EN MÉXICO LAS POLÍTICAS SOBRE ENERGÍA NUCLEAR PRESENTAN UN ATRASO DE ENTRE CINCO Y DIEZ AÑOS

Las políticas sobre energía nuclear en el país presentan un atraso de entre cinco y diez años en relación con el repunte registrado a nivel mundial, ya que el Plan Nacional de Energía no incluye entre sus prioridades los programas nucleares, a pesar de que para obtener una buena economía energética se requiriere la construcción de diez reactores.
Las afirmaciones fueron hechas por el doctor Gilberto Espinosa Paredes, profesor de la Universidad Autónoma Metropolitana (UAM), al recapitular sus investigaciones sobre reactores típicos y avanzados de agua en ebullición (Boiling Water Reactor –BWR-) durante su ingreso a la Academia de Ingeniería de México.
El investigador de la Unidad Iztapalapa y miembro de la Academia Mexicana de Ciencias y del Sistema Nacional de Investigadores, nivel 2, propone la construcción de “reactores inherentemente seguros” o de “seguridad pasiva”, lo cual es materia de investigación y desarrollo tecnológico en el ámbito internacional.
“Muchos países han empezado a desarrollar sus programas nucleares, otros los han reactivado y unos más nunca los abandonaron”, pero México los ha dejado totalmente de lado, afirmó el especialista.
Sólo las unidades generadoras de la Central Nuclear Laguna Verde, en Veracruz, continuaron operando; desde 1990 la unidad uno y desde 1995 la unidad dos.

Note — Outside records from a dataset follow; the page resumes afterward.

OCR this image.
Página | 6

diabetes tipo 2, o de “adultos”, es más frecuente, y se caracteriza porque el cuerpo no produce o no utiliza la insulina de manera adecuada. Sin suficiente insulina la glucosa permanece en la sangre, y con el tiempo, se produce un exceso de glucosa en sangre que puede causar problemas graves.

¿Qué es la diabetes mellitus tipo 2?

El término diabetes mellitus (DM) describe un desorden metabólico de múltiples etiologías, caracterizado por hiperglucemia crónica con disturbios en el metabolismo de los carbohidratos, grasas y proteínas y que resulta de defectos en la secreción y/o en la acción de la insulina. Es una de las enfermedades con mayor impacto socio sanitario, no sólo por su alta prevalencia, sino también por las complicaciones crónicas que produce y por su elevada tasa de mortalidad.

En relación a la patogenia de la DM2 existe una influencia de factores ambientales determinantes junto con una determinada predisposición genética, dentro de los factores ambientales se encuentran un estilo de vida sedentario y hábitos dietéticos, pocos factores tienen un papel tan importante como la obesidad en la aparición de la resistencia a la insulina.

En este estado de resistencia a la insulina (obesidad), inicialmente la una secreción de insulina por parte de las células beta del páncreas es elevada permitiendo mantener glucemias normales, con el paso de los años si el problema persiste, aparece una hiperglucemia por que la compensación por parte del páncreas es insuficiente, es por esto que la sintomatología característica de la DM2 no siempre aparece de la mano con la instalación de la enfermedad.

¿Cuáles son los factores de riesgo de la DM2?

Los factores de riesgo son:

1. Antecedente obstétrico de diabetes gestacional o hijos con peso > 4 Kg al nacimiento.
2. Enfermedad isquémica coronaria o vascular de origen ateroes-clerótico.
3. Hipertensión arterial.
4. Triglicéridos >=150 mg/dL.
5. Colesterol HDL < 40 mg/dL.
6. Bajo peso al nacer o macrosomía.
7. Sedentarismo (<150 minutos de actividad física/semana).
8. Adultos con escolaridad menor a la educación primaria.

Éstas tuvieron un “aumento de potencia” de 105 por ciento en el 2005 y para 2010 sufrirían “un aumento de potencia extendido” de 120 por ciento.
Espinosa Paredes expuso que la capacidad instalada de energía nuclear representa el cinco por ciento de la energía total consumida en el país. Sin embargo, para obtener una diversificación de energía y una buena economía energética se requiere un ascenso a por lo menos diez o 15 por ciento, esto equivale a construir diez reactores aproximadamente.

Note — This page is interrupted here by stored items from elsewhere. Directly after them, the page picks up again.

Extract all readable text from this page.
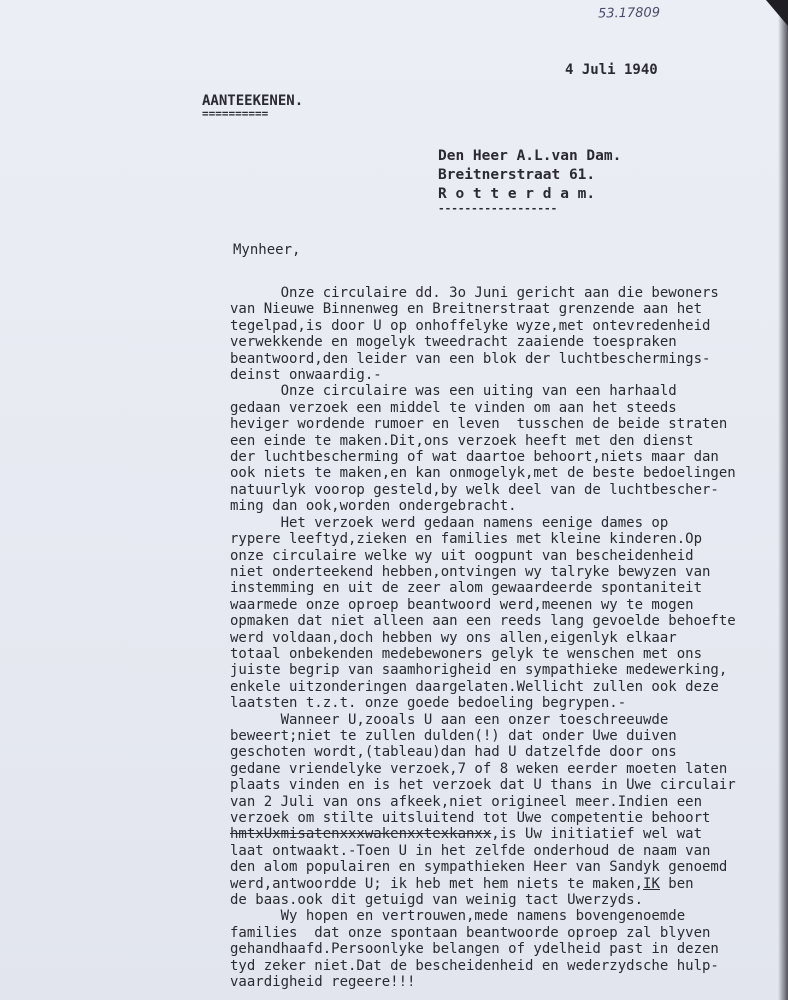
53.17809
4 Juli 1940
AANTEEKENEN.
==========
Den Heer A.L.van Dam.
Breitnerstraat 61.
R o t t e r d a m.
------------------
Mynheer,
Onze circulaire dd. 3o Juni gericht aan die bewoners
van Nieuwe Binnenweg en Breitnerstraat grenzende aan het
tegelpad,is door U op onhoffelyke wyze,met ontevredenheid
verwekkende en mogelyk tweedracht zaaiende toespraken
beantwoord,den leider van een blok der luchtbeschermings-
deinst onwaardig.-
Onze circulaire was een uiting van een harhaald
gedaan verzoek een middel te vinden om aan het steeds
heviger wordende rumoer en leven  tusschen de beide straten
een einde te maken.Dit,ons verzoek heeft met den dienst
der luchtbescherming of wat daartoe behoort,niets maar dan
ook niets te maken,en kan onmogelyk,met de beste bedoelingen
natuurlyk voorop gesteld,by welk deel van de luchtbescher-
ming dan ook,worden ondergebracht.
Het verzoek werd gedaan namens eenige dames op
rypere leeftyd,zieken en families met kleine kinderen.Op
onze circulaire welke wy uit oogpunt van bescheidenheid
niet onderteekend hebben,ontvingen wy talryke bewyzen van
instemming en uit de zeer alom gewaardeerde spontaniteit
waarmede onze oproep beantwoord werd,meenen wy te mogen
opmaken dat niet alleen aan een reeds lang gevoelde behoefte
werd voldaan,doch hebben wy ons allen,eigenlyk elkaar
totaal onbekenden medebewoners gelyk te wenschen met ons
juiste begrip van saamhorigheid en sympathieke medewerking,
enkele uitzonderingen daargelaten.Wellicht zullen ook deze
laatsten t.z.t. onze goede bedoeling begrypen.-
Wanneer U,zooals U aan een onzer toeschreeuwde
beweert;niet te zullen dulden(!) dat onder Uwe duiven
geschoten wordt,(tableau)dan had U datzelfde door ons
gedane vriendelyke verzoek,7 of 8 weken eerder moeten laten
plaats vinden en is het verzoek dat U thans in Uwe circulair
van 2 Juli van ons afkeek,niet origineel meer.Indien een
verzoek om stilte uitsluitend tot Uwe competentie behoort
hmtxUxmisatenxxxwakenxxtexkanxx,is Uw initiatief wel wat
laat ontwaakt.-Toen U in het zelfde onderhoud de naam van
den alom populairen en sympathieken Heer van Sandyk genoemd
werd,antwoordde U; ik heb met hem niets te maken,IK ben
de baas.ook dit getuigd van weinig tact Uwerzyds.
Wy hopen en vertrouwen,mede namens bovengenoemde
families  dat onze spontaan beantwoorde oproep zal blyven
gehandhaafd.Persoonlyke belangen of ydelheid past in dezen
tyd zeker niet.Dat de bescheidenheid en wederzydsche hulp-
vaardigheid regeere!!!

Una vertiente tecnológica de su trabajo contempla reutilizar el combustible nuclear gastado para hacer diseños más avanzados y que se vuelvan a emplear en centrales nucleares, contribuyendo a la disminución importante de desechos radiactivos y a la no proliferación de artefactos bélicos.
Acerca de la formación de recursos humanos para el funcionamiento y construcción de centrales nucleares, el investigador del Departamento de Ingeniería de Procesos e Hidráulica señaló que se demandan ingenieros en energía, además de civiles, eléctricos, mecánicos, químicos y metalúrgicos, entre otros.

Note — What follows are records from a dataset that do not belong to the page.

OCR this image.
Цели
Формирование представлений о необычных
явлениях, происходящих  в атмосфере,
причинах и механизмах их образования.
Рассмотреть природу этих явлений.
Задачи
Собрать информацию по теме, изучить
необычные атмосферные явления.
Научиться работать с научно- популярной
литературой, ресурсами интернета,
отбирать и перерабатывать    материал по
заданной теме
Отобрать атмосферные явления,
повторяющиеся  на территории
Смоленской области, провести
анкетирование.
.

El profesor ubicó a la UAM como “pionera” en estudios nucleares, ya que desde 1975 el plan de estudios de la licenciatura de Ingeniería en energía ofrecía a sus alumnos la opción nuclear: “México fue de los pocos países que en aquella época contaba con una carrera de esas características; fue bastante innovador a escala mundial”.
El doctor Octavio Agustín Rascón Chávez, presidente de la Academia de Ingeniería, dijo que la organización que representa “reconoce los méritos y logros excepcionales” de ingenieros dedicados a nutrir a México con una ingeniería moderna que contribuya al desarrollo humano, económico y social.
El funcionario precisó que el doctor Espinosa Paredes se integró como Académico Titular de la Comisión Nuclear de la Academia de Ingeniería, la cual es presidida por el doctor Juan Luis François Lacouture. El trabajo del profesor de la UAM se titula Ecuaciones promedio no-local para flujo multifásico: Aplicación en reactores de circulación natural tipo BWR.